Soon after, she began performing in commercials, short films, and local theater herself. She still lives in Melbourne and continues to seek roles in the Australian film industry, but admits that Seduces him, which she shot in New Orleans, remains her favorite on-camera experience. Starring alongside a tight cast of just seven other actors, including Nicole Kidman, Kirsten Dunst and Colin Farrell, she said the film has helped change the way she sees herself on set.
“When you act as a young child, you sometimes feel like a burden or a bother,” she says. “Children have special working hours, and when I was younger I took some of that guilt. Like, ‘Oh, I want to work longer, I want to stay, but I’m sorry I can’t.’ Coppola inadvertently convinced her to stop apologizing. “We had four girls under 18 on this set, and she was so cool about it. She would just say, ‘It’s okay, we’re losing the girls in an hour. It’s okay, we’ll do our best and we’ll get there. It was one of the quietest sets I have ever seen.
Today, Rice is neither a total stranger nor an international fame, rather somewhere in between. She says she always walks lightly. “When I was in school, the whole industrial aspect of my life was not real,” she recalls. “Everything that happens on the internet, these articles or photoshoots, it’s actually not real and doesn’t really influence who I am, or at least I don’t want it to influence who I am. There’s a weird element to being recognized, though, and a feeling like, ‘Oh, I didn’t know anyone could be watching me all this time.’ ‘
Sometimes, she adds, she briefly finds herself feeling the need to “take another version of myself.” She remembers being “silly and ridiculous” at a friend’s party a few years ago, when someone approached her and asked her for a photo. “Suddenly I was like, ‘Oh my god, I just did some stupid bullshit with my friends for half an hour,’ she said. “What if they saw this?” What do they think of me?

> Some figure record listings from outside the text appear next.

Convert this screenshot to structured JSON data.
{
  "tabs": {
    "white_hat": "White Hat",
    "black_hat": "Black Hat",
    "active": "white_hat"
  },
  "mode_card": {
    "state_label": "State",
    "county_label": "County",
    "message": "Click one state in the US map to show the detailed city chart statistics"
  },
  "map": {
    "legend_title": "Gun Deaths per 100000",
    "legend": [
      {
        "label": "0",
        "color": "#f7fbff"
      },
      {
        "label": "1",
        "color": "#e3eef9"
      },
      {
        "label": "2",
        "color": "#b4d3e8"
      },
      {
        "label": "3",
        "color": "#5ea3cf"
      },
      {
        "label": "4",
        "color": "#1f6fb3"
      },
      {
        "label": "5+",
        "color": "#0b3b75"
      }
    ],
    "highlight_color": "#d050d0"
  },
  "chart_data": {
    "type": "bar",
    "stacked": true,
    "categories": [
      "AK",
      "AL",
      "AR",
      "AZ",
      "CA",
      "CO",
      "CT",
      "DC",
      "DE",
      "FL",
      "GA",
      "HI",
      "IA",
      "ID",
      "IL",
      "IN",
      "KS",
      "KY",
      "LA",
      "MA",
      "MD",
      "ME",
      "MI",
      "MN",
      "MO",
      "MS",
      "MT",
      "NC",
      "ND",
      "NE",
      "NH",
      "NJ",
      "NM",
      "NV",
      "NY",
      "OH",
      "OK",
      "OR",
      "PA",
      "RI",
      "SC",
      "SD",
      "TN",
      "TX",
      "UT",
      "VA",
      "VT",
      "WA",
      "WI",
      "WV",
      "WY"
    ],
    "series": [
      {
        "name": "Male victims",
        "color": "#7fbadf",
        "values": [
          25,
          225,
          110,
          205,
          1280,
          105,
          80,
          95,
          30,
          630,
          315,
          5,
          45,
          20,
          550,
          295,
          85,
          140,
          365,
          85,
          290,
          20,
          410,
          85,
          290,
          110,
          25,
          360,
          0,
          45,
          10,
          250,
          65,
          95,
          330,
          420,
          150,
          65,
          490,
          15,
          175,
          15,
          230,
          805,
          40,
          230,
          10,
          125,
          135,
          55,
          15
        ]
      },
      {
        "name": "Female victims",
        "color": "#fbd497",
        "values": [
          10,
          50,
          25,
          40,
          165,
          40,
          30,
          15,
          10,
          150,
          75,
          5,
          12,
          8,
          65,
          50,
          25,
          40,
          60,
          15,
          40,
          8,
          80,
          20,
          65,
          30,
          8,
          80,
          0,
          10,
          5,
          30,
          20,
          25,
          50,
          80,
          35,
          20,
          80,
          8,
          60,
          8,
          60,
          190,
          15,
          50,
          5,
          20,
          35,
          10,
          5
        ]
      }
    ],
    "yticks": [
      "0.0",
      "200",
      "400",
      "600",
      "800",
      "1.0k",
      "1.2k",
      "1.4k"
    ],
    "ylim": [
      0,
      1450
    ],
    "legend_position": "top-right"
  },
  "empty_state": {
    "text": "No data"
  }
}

She creaks at the memory, but explains that while her career continues to soar, she never wants to take that kind of attention for granted. “If I get to a point where I expect it, I have big problems,” she says. “If I ever expected people to know who I am, I would be very worried about myself.”
For now, she stays in Melbourne, auditions on tape from her agent’s office, and pursues roles that inspire her. Presumably while being more careful with cooking utensils.